La capitale Praia, spiega il capitolo di Redy Wilson, vive sviluppo urbanistico sregolato, fuori controllo. Sobrero dice: “Se passi a Praia quel che vedi è una situazione drammatica, più che dal punto di visto strettamente economico dal punto di vista sociale: sembra il Brasile ante Lula. È un quadro difficile anche perché è del tutto nuovo per gli anticorpi di Capo Verde: razzismo, casi di scontri , tossicodipendenze. Una sperequazione che non ha più radici strettamente culturali. Prima o poi andrebbe indagato l’effetto di questi mutamenti così pesantemente materiali su una spiritualità, analoga a quella brasiliana, delicata e forte come quella dei capo verdiani. Comunque non sono un promotore della ‘nostalgia’. I contadini ieri non stavano affatto bene.”

Ostacoli al Muganga Tourism. “Come Time for Africa – dice il presidente della onlus Umberto Marin – promuoviamo il MugangaTourism, il turismo responsabile già in Togo, Kenia, Mozambico. Sono Paesi che vivono una povertà molto più seria di Capo Verde; e che pure forse su questo fronte sono più avanti: nell’arcipelago il turismo produce il 65% del Pil, ma è in mano alle grosse catene. Questo ovviamente non va: ben vengano allora lavori come questo libro che aiutano a capire e progettare. Con Tabanka Onlus stiamo ragionando su possibili soluzioni; anche grazie al digitale, che permette di tener vivi i legami tra comunità della diaspora e chi è restato in patria.

Damiano Gallinari, allievo di Sobrero e dottorando in antropologia culturale con una tesi sugli effetti dello sviluppo turistico a Mayo, Boavista e Sal, isole dell’arcipelago, è autore di Cartoline Capoverdiane, uno dei due capitoli in italiano. “Insiders e outsiders che derivano dall’evoluzione del turismo si ridefiniscono in uno strano gioco di ruoli ribaltati: chi è di Capo Verde è ai margini di economia e società, chi vien da fuori è integrato ed è il principale beneficiario di guadagni.

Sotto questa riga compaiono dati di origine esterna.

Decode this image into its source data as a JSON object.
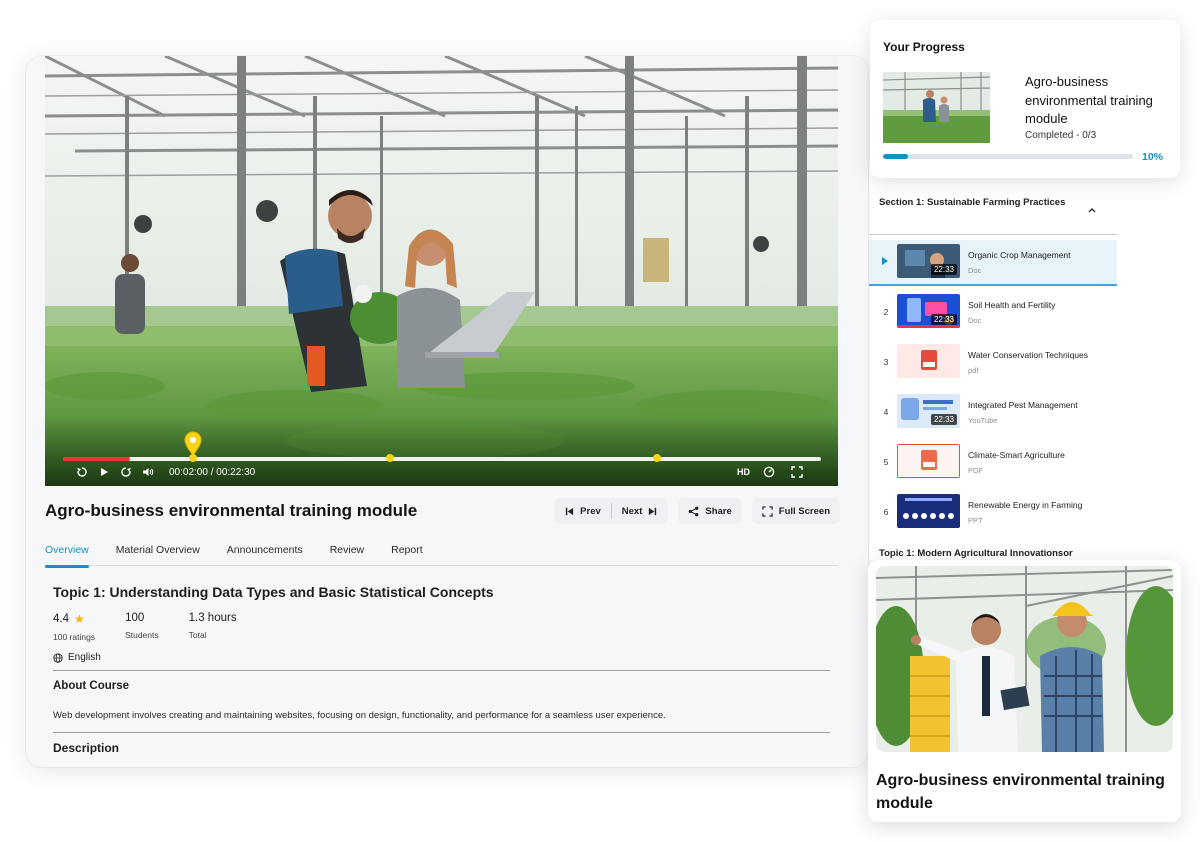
{
  "video": {
    "time_display": "00:02:00 / 00:22:30",
    "quality_label": "HD",
    "progress_fraction": 0.089,
    "marker_positions": [
      0.172,
      0.432,
      0.784
    ]
  },
  "course": {
    "title": "Agro-business environmental training module"
  },
  "actions": {
    "prev": "Prev",
    "next": "Next",
    "share": "Share",
    "fullscreen": "Full Screen"
  },
  "tabs": [
    {
      "label": "Overview",
      "active": true
    },
    {
      "label": "Material Overview",
      "active": false
    },
    {
      "label": "Announcements",
      "active": false
    },
    {
      "label": "Review",
      "active": false
    },
    {
      "label": "Report",
      "active": false
    }
  ],
  "overview": {
    "topic_title": "Topic 1: Understanding Data Types and Basic Statistical Concepts",
    "rating": "4.4",
    "rating_label": "100 ratings",
    "students": "100",
    "students_label": "Students",
    "hours": "1.3 hours",
    "hours_label": "Total",
    "language": "English",
    "about_title": "About Course",
    "about_text": "Web development involves creating and maintaining websites, focusing on design, functionality, and performance for a seamless user experience.",
    "description_title": "Description"
  },
  "progress": {
    "title": "Your Progress",
    "course": "Agro-business environmental training module",
    "status": "Completed - 0/3",
    "percent_label": "10%",
    "fraction": 0.1
  },
  "sidebar": {
    "section_title": "Section 1: Sustainable Farming Practices",
    "lessons": [
      {
        "num": "",
        "title": "Organic Crop Management",
        "type": "Doc",
        "duration": "22:33",
        "active": true,
        "thumb": "video"
      },
      {
        "num": "2",
        "title": "Soil Health and Fertility",
        "type": "Doc",
        "duration": "22:33",
        "active": false,
        "thumb": "video-blue"
      },
      {
        "num": "3",
        "title": "Water Conservation Techniques",
        "type": "pdf",
        "duration": "",
        "active": false,
        "thumb": "pdf"
      },
      {
        "num": "4",
        "title": "Integrated Pest Management",
        "type": "YouTube",
        "duration": "22:33",
        "active": false,
        "thumb": "video-light"
      },
      {
        "num": "5",
        "title": "Climate-Smart Agriculture",
        "type": "PDF",
        "duration": "",
        "active": false,
        "thumb": "pdf-framed"
      },
      {
        "num": "6",
        "title": "Renewable Energy in Farming",
        "type": "PPT",
        "duration": "",
        "active": false,
        "thumb": "ppt"
      }
    ],
    "next_topic": "Topic 1: Modern Agricultural Innovationsor"
  },
  "feature": {
    "title": "Agro-business environmental training module"
  },
  "colors": {
    "accent": "#1a8ec6",
    "scrub_red": "#e23a3a",
    "marker_yellow": "#f7d417",
    "star": "#f6b400"
  }
}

Comunque non credo ci siano solo es. negativi di legami turismo-comunità: Fogo, São Tiago, secondo me presentano una condizione un po’ migliore.”

Prospettive. “L’acqua per agricoltura all’isola di Fogo costa 10 volte quella di São Tiago: per evitare che in futuro le sperequazioni aumentino, come sta ad es. avvenendo ora in Italia, intendiamo promuovere una politica nazionale che parifichi l’accesso ai beni – dice l’ambasciatore – Per far fronte al grande problema della siccità una diga è già funzionante. E sono in opera trattative per costruirne altre: nell’isola di Mayo è prevista la più grande dell’arcipelago. Sul fronte ambientale poi, a São Tiago tra qualche mese avremo il 25% d’energia prodotta da fonti rinnovabili: diventerà lo standard per tutte le isole.

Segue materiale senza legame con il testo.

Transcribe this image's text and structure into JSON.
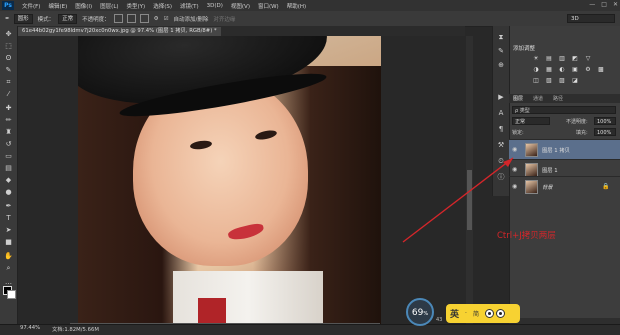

Intervenuti alla presentazioneCerto, da un punto di vista sentimentale, potrei anche dire che qualche perdita c’è stata: sicuramente era diverso. Sta aumentando l’attaccamento ai soldi: prima se davi a un taxista più soldi del dovuto si offendeva; ora non accade più. Da giovane ero ritenuto importante perché ero studente e un buono sportivo e anche quando sono diventato segretario generale degli affari esteri non avevo neanche un’auto … oggi ho l’auto, delle cariche e sono uno sconosciuto.

Eppure va riconosciuto che Praia sta diventando una città moderna e con un futuro. E anche sul turismo sono tutto sommato ottimista. Come governo stiamo dando priorità a programmi dedicati e senz’altro va promosso il coinvolgimento della popolazione.

Chi si pronuncia contro la liberaldemocrazia sostiene che gli occidentali, nel pretendere che si svolgano elezioni democratiche, poi di fatto non rispettino realtà, identità locali e limitino la libertà di scegliere i propri governanti. Eppure non credo che leader come Gheddafi siano gli unici detentori della giusta via politica postcoloniale dei Paesi africani.”